Para la Dra. Gómez, ese panorama estaba más que claro y, fiel a su vocación, no solo decidió liderar la parte correspondiente a Costa Rica en el estudio Elans con cinco investigadores costarricenses bajo su cargo, sino que también se planteó la meta de cumplir con nueve objetivos, muchos de ellos, nunca antes estudiados a nivel nacional. 

Uno se enfocó en establecer la ingesta de micronutrientes como ácido fólico, zinc, vitaminas A, D y E, de acuerdo con el estado nutricional, grupo etario, sexo y nivel socio-económico de las personas. Otro se orientó a determinar el patrón de consumo de alimentos de la población costarricense de acuerdo con su estado nutricional, grupo etario y nivel socio-económico. ¿Los resultados obtenidos?
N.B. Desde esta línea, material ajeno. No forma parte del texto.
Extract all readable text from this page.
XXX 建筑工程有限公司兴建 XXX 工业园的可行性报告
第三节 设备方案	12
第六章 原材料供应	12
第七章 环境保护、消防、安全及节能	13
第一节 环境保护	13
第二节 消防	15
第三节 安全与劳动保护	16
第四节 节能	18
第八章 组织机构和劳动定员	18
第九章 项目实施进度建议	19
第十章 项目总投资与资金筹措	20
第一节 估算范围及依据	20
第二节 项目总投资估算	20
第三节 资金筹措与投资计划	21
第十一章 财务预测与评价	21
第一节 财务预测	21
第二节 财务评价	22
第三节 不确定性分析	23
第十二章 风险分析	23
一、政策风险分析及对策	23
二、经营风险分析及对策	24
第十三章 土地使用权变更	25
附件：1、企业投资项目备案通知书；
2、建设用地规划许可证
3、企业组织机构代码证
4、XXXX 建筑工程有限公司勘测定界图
Ejemplares.

Al día de hoy, nueve artículos se han publicado para explicar los hábitos alimentarios de la población urbana costarricense, el consumo de azúcar añadido, el uso de suplementos nutricionales, la diversidad de la dieta urbana en Costa Rica, el consumo de frutas y hasta la prevalencia de ingesta inadecuada de micronutrientes. 

Cada uno de estos estudios hoy constituye parte de los insumos fundamentales que alimentan el acervo científico nacional y dan las bases necesarias para impulsar nuevas políticas públicas que mejoren el bienestar nacional en un momento en el cual Costa Rica experimenta la mayor epidemia de obesidad en toda su historia.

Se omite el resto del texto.